# Best way from San Jose to Santa Cruz?



## Cory (Jan 29, 2004)

In college, 30 years ago, I did it a few times on Highway 9, but I don't know anything about what's happened with development, traffic patterns etc., and as I remember, a lot of that road has no shoulder at all. Is it rideable, or is there a better way?
I'll be starting from near Camden and Meridian, so Los Gatos is just a short shot over Blossom Hill Road, but I'm not sure where to go from there.
---Thanks


----------



## denversean (Jun 14, 2004)

*Check out Chain Reaction's website*

Chain Reaction Bicycles has a ton of routes. Scroll to the bottom and look for the 'ride maps' pull down menu. Might be in there...

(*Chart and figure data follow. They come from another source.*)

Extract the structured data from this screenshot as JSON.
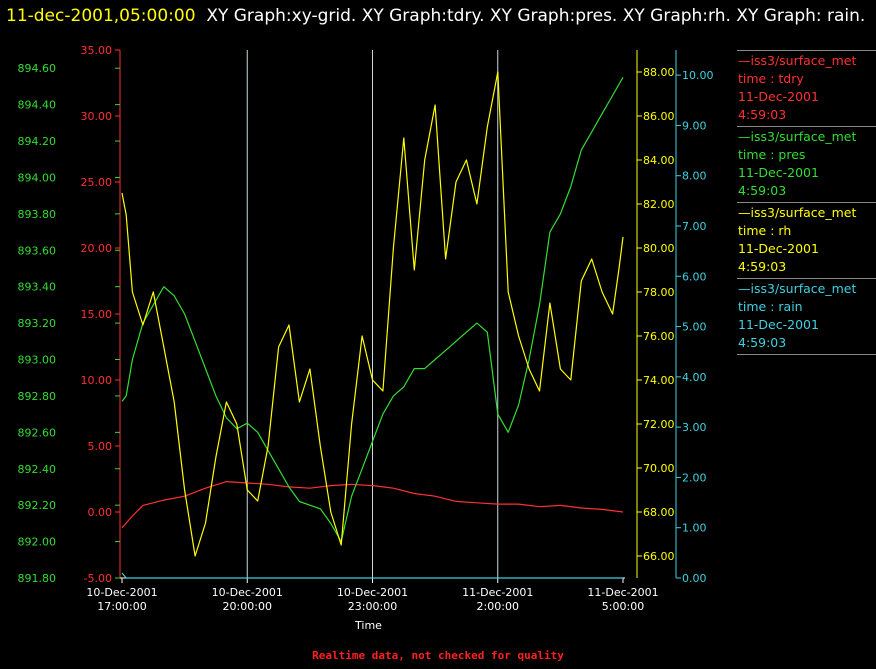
{
  "title": {
    "timestamp": "11-dec-2001,05:00:00",
    "text": "XY Graph:xy-grid.  XY Graph:tdry.  XY Graph:pres.  XY Graph:rh.  XY Graph: rain."
  },
  "legend": [
    {
      "source": "—iss3/surface_met",
      "field": "time : tdry",
      "date": "11-Dec-2001",
      "time": "4:59:03",
      "color": "#ff3030"
    },
    {
      "source": "—iss3/surface_met",
      "field": "time : pres",
      "date": "11-Dec-2001",
      "time": "4:59:03",
      "color": "#33dd33"
    },
    {
      "source": "—iss3/surface_met",
      "field": "time : rh",
      "date": "11-Dec-2001",
      "time": "4:59:03",
      "color": "#ffff00"
    },
    {
      "source": "—iss3/surface_met",
      "field": "time : rain",
      "date": "11-Dec-2001",
      "time": "4:59:03",
      "color": "#40d0e0"
    }
  ],
  "footer": "Realtime data, not checked for quality",
  "chart_data": {
    "type": "line",
    "xlabel": "Time",
    "x_ticks": [
      {
        "date": "10-Dec-2001",
        "time": "17:00:00",
        "hours": 0
      },
      {
        "date": "10-Dec-2001",
        "time": "20:00:00",
        "hours": 3
      },
      {
        "date": "10-Dec-2001",
        "time": "23:00:00",
        "hours": 6
      },
      {
        "date": "11-Dec-2001",
        "time": "2:00:00",
        "hours": 9
      },
      {
        "date": "11-Dec-2001",
        "time": "5:00:00",
        "hours": 12
      }
    ],
    "xlim_hours": [
      0,
      12
    ],
    "grid": "vertical",
    "series": [
      {
        "name": "tdry",
        "color": "#ff3030",
        "axis": "tdry",
        "hours": [
          0,
          0.25,
          0.5,
          1,
          1.5,
          2,
          2.5,
          3,
          3.5,
          4,
          4.5,
          5,
          5.5,
          6,
          6.5,
          7,
          7.5,
          8,
          8.5,
          9,
          9.5,
          10,
          10.5,
          11,
          11.5,
          12
        ],
        "values": [
          -1.2,
          -0.3,
          0.5,
          0.9,
          1.2,
          1.8,
          2.3,
          2.2,
          2.1,
          1.9,
          1.8,
          2.0,
          2.1,
          2.0,
          1.8,
          1.4,
          1.2,
          0.8,
          0.7,
          0.6,
          0.6,
          0.4,
          0.5,
          0.3,
          0.2,
          0.0
        ]
      },
      {
        "name": "pres",
        "color": "#33dd33",
        "axis": "pres",
        "hours": [
          0,
          0.1,
          0.25,
          0.5,
          0.75,
          1,
          1.25,
          1.5,
          1.75,
          2,
          2.25,
          2.5,
          2.75,
          3,
          3.25,
          3.5,
          3.75,
          4,
          4.25,
          4.5,
          4.75,
          5,
          5.25,
          5.5,
          5.75,
          6,
          6.25,
          6.5,
          6.75,
          7,
          7.25,
          7.5,
          7.75,
          8,
          8.25,
          8.5,
          8.75,
          9,
          9.25,
          9.5,
          9.75,
          10,
          10.25,
          10.5,
          10.75,
          11,
          11.25,
          11.5,
          11.75,
          12
        ],
        "values": [
          892.77,
          892.8,
          893.0,
          893.2,
          893.3,
          893.4,
          893.35,
          893.25,
          893.1,
          892.95,
          892.8,
          892.68,
          892.62,
          892.65,
          892.6,
          892.5,
          892.4,
          892.3,
          892.22,
          892.2,
          892.18,
          892.1,
          892.0,
          892.25,
          892.4,
          892.55,
          892.7,
          892.8,
          892.85,
          892.95,
          892.95,
          893.0,
          893.05,
          893.1,
          893.15,
          893.2,
          893.15,
          892.7,
          892.6,
          892.75,
          893.0,
          893.3,
          893.7,
          893.8,
          893.95,
          894.15,
          894.25,
          894.35,
          894.45,
          894.55
        ]
      },
      {
        "name": "rh",
        "color": "#ffff00",
        "axis": "rh",
        "hours": [
          0,
          0.1,
          0.25,
          0.5,
          0.75,
          1,
          1.25,
          1.5,
          1.75,
          2,
          2.25,
          2.5,
          2.75,
          3,
          3.25,
          3.5,
          3.75,
          4,
          4.25,
          4.5,
          4.75,
          5,
          5.25,
          5.5,
          5.75,
          6,
          6.25,
          6.5,
          6.75,
          7,
          7.25,
          7.5,
          7.75,
          8,
          8.25,
          8.5,
          8.75,
          9,
          9.25,
          9.5,
          9.75,
          10,
          10.25,
          10.5,
          10.75,
          11,
          11.25,
          11.5,
          11.75,
          11.9,
          12
        ],
        "values": [
          82.5,
          81.5,
          78.0,
          76.5,
          78.0,
          75.5,
          73.0,
          69.0,
          66.0,
          67.5,
          70.5,
          73.0,
          72.0,
          69.0,
          68.5,
          71.0,
          75.5,
          76.5,
          73.0,
          74.5,
          71.0,
          68.0,
          66.5,
          72.0,
          76.0,
          74.0,
          73.5,
          80.0,
          85.0,
          79.0,
          84.0,
          86.5,
          79.5,
          83.0,
          84.0,
          82.0,
          85.5,
          88.0,
          78.0,
          76.0,
          74.5,
          73.5,
          77.5,
          74.5,
          74.0,
          78.5,
          79.5,
          78.0,
          77.0,
          79.0,
          80.5
        ]
      },
      {
        "name": "rain",
        "color": "#40d0e0",
        "axis": "rain",
        "hours": [
          0,
          0.1,
          12
        ],
        "values": [
          0.1,
          0.0,
          0.0
        ]
      }
    ],
    "axes": {
      "tdry": {
        "color": "#ff3030",
        "side": "left",
        "min": -5,
        "max": 35,
        "ticks": [
          "-5.00",
          "0.00",
          "5.00",
          "10.00",
          "15.00",
          "20.00",
          "25.00",
          "30.00",
          "35.00"
        ]
      },
      "pres": {
        "color": "#33dd33",
        "side": "left",
        "min": 891.8,
        "max": 894.7,
        "ticks": [
          "891.80",
          "892.00",
          "892.20",
          "892.40",
          "892.60",
          "892.80",
          "893.00",
          "893.20",
          "893.40",
          "893.60",
          "893.80",
          "894.00",
          "894.20",
          "894.40",
          "894.60"
        ]
      },
      "rh": {
        "color": "#ffff00",
        "side": "right",
        "min": 65,
        "max": 89,
        "ticks": [
          "66.00",
          "68.00",
          "70.00",
          "72.00",
          "74.00",
          "76.00",
          "78.00",
          "80.00",
          "82.00",
          "84.00",
          "86.00",
          "88.00"
        ]
      },
      "rain": {
        "color": "#40d0e0",
        "side": "right",
        "min": 0,
        "max": 10.5,
        "ticks": [
          "0.00",
          "1.00",
          "2.00",
          "3.00",
          "4.00",
          "5.00",
          "6.00",
          "7.00",
          "8.00",
          "9.00",
          "10.00"
        ]
      }
    }
  }
}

I've been wanting to do that ride this summer as well.


----------



## denversean (Jun 14, 2004)

*Hope this helps...*

http://www.chainreaction.com/lascride.htm


----------



## PmbH (Sep 4, 2003)

*Old Santa Cruz to Soquel/SJ*

Do you mind riding on smooth dirt a little ways?

From Los Gatos, take the creek-trail (dirt) to Lexington. Ride Old Santa Cruz --> Summit --> Soquel/San Jose road... Drops you right in Capitola. There's also a water district service road (dirt) that climbs to Summit from the same area, if you don't like Old Santa Cruz.

My advice - stay off Old Santa Cruz during commute times, and on warm weekends. The people driving this road to avoid 17 traffic are insane.


----------